Brent Christner, assistant professor of biological sciences at LSU, recently found evidence that bacteria and biological cells are the most efficient ice-forming catalysts in precipitation from locations around the globe. The formation of ice in clouds is important in the processes that lead to snow and rain. Ice-nucleating bacteria – which have been referred to as “rain-making bacteria” – may be significant triggers of freezing in clouds and influence the water cycle.
These findings, which take a big step toward filling the gaps in scientific understanding of ice nuclei in the atmosphere, will be published in the Proceedings of the National Academy of Sciences during the week of Nov. 17.
Christner’s team, which includes Kevin McCarter and Rongman Cai of LSU’s Department of Experimental Statistics, and collaborators at INRA in France and Montana State University, had previously demonstrated the presence of ice nucleating bacteria in precipitation. However, the source remained elusive.
“To address this, we examined the correlations between the presence of biological ice nuclei in precipitation and the composition of aerosols co-deposited in the precipitation,” said Christner. The chemical composition of the aerosols revealed information on their source and the potential environments from which the biological ice nuclei could have originated.

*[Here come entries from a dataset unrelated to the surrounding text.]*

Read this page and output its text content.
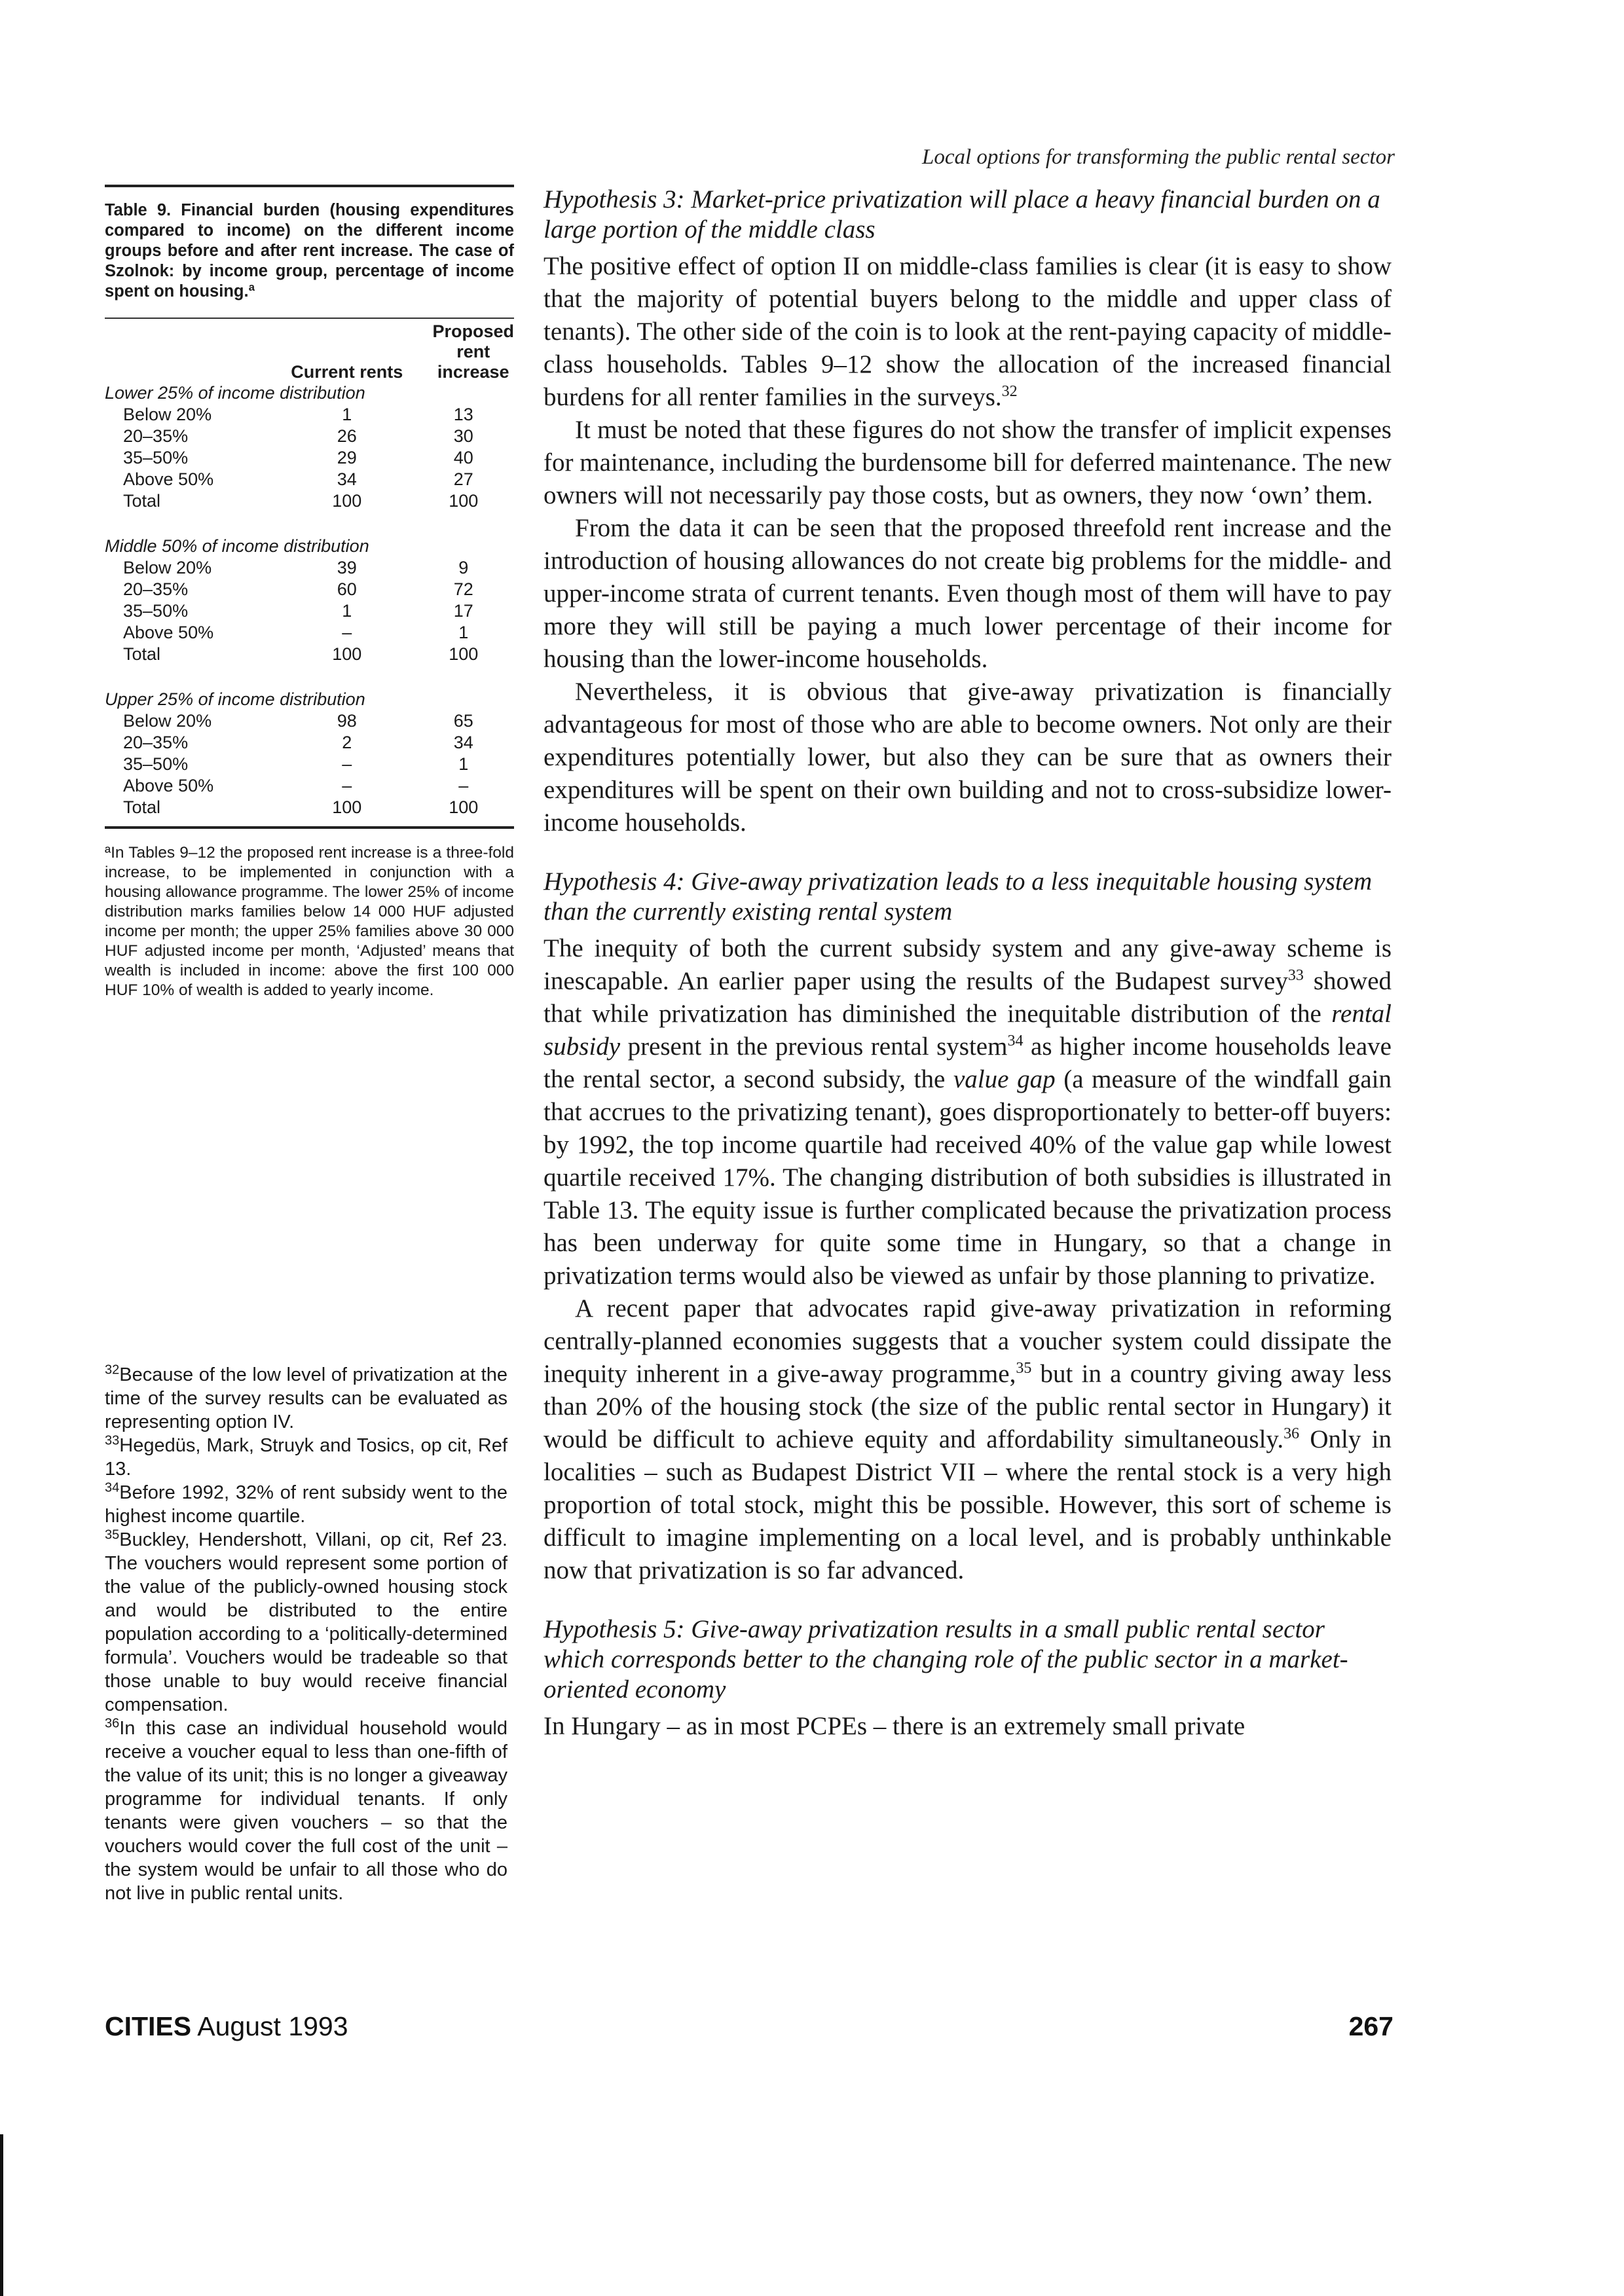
Local options for transforming the public rental sector
Table 9. Financial burden (housing expenditures compared to income) on the different income groups before and after rent increase. The case of Szolnok: by income group, percentage of income spent on housing.ª
	Current rents	Proposed rent increase
Lower 25% of income distribution		
Below 20%	1	13
20–35%	26	30
35–50%	29	40
Above 50%	34	27
Total	100	100

Middle 50% of income distribution		
Below 20%	39	9
20–35%	60	72
35–50%	1	17
Above 50%	–	1
Total	100	100

Upper 25% of income distribution		
Below 20%	98	65
20–35%	2	34
35–50%	–	1
Above 50%	–	–
Total	100	100
ªIn Tables 9–12 the proposed rent increase is a three-fold increase, to be implemented in conjunction with a housing allowance programme. The lower 25% of income distribution marks families below 14 000 HUF adjusted income per month; the upper 25% families above 30 000 HUF adjusted income per month, ‘Adjusted’ means that wealth is included in income: above the first 100 000 HUF 10% of wealth is added to yearly income.

$^{32}$Because of the low level of privatization at the time of the survey results can be evaluated as representing option IV.

$^{33}$Hegedüs, Mark, Struyk and Tosics, op cit, Ref 13.

$^{34}$Before 1992, 32% of rent subsidy went to the highest income quartile.

$^{35}$Buckley, Hendershott, Villani, op cit, Ref 23. The vouchers would represent some portion of the value of the publicly-owned housing stock and would be distributed to the entire population according to a ‘politically-determined formula’. Vouchers would be tradeable so that those unable to buy would receive financial compensation.

$^{36}$In this case an individual household would receive a voucher equal to less than one-fifth of the value of its unit; this is no longer a giveaway programme for individual tenants. If only tenants were given vouchers – so that the vouchers would cover the full cost of the unit – the system would be unfair to all those who do not live in public rental units.

Hypothesis 3: Market-price privatization will place a heavy financial burden on a large portion of the middle class

The positive effect of option II on middle-class families is clear (it is easy to show that the majority of potential buyers belong to the middle and upper class of tenants). The other side of the coin is to look at the rent-paying capacity of middle-class households. Tables 9–12 show the allocation of the increased financial burdens for all renter families in the surveys.$^{32}$

It must be noted that these figures do not show the transfer of implicit expenses for maintenance, including the burdensome bill for deferred maintenance. The new owners will not necessarily pay those costs, but as owners, they now ‘own’ them.

From the data it can be seen that the proposed threefold rent increase and the introduction of housing allowances do not create big problems for the middle- and upper-income strata of current tenants. Even though most of them will have to pay more they will still be paying a much lower percentage of their income for housing than the lower-income households.

Nevertheless, it is obvious that give-away privatization is financially advantageous for most of those who are able to become owners. Not only are their expenditures potentially lower, but also they can be sure that as owners their expenditures will be spent on their own building and not to cross-subsidize lower-income households.

Hypothesis 4: Give-away privatization leads to a less inequitable housing system than the currently existing rental system

The inequity of both the current subsidy system and any give-away scheme is inescapable. An earlier paper using the results of the Budapest survey$^{33}$ showed that while privatization has diminished the inequitable distribution of the rental subsidy present in the previous rental system$^{34}$ as higher income households leave the rental sector, a second subsidy, the value gap (a measure of the windfall gain that accrues to the privatizing tenant), goes disproportionately to better-off buyers: by 1992, the top income quartile had received 40% of the value gap while lowest quartile received 17%. The changing distribution of both subsidies is illustrated in Table 13. The equity issue is further complicated because the privatization process has been underway for quite some time in Hungary, so that a change in privatization terms would also be viewed as unfair by those planning to privatize.

A recent paper that advocates rapid give-away privatization in reforming centrally-planned economies suggests that a voucher system could dissipate the inequity inherent in a give-away programme,$^{35}$ but in a country giving away less than 20% of the housing stock (the size of the public rental sector in Hungary) it would be difficult to achieve equity and affordability simultaneously.$^{36}$ Only in localities – such as Budapest District VII – where the rental stock is a very high proportion of total stock, might this be possible. However, this sort of scheme is difficult to imagine implementing on a local level, and is probably unthinkable now that privatization is so far advanced.

Hypothesis 5: Give-away privatization results in a small public rental sector which corresponds better to the changing role of the public sector in a market-oriented economy

In Hungary – as in most PCPEs – there is an extremely small private

CITIES August 1993	267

“Our models can accurately predict the concentrations of cells and biological ice nucleators in precipitation using a relatively small number of variables,” he said. “The data provides a first glimpse of the conditions that appear to favor the distribution of biological ice nuclei in the atmosphere and will be useful for predicting their abundance in other contexts.”
The study concludes that vegetation and soils are an important source of biological ice nuclei to the atmosphere at some geographical locations. Though they were detected in snow from places as remote as Antarctica, ice nucleating bacteria may also exist in the ocean, or alternatively, are able to travel large distances in the atmosphere. “The atmosphere provides an efficient conduit for microbial dispersal on a global scale,” said Christner.
Most known ice-nucleating bacteria are plant pathogens, which are basically germs that can cause disease and freezing injury in plants. According to Christner, agricultural losses from ice nucleating bacteria, such as Pseudomonas syringae, often exceed $1 billion dollars per year in the United States, so understanding their mode of dispersal is essential for mitigating their impact on crops. It is possible that dissemination through precipitation is a crucial facet of the life cycle for some plant bacteria, allowing them to colonize new hosts.
The new results provide much territory for further study. For example, many of the variables important for predicting the cell and biological ice nuclei concentration in precipitation are nutrients vital for growth and production of these ice nucleators.
“Previous work has shown that microbes can metabolize and grow in clouds, meaning that the atmosphere may represent an environment for life,” said Christner. “It is possible that cloud-borne microbes could ‘turn on’ their ice nuclear in the atmosphere and subsequently be returned to the ground in snow or rain. This is a very exciting possibility that further research could unearth.”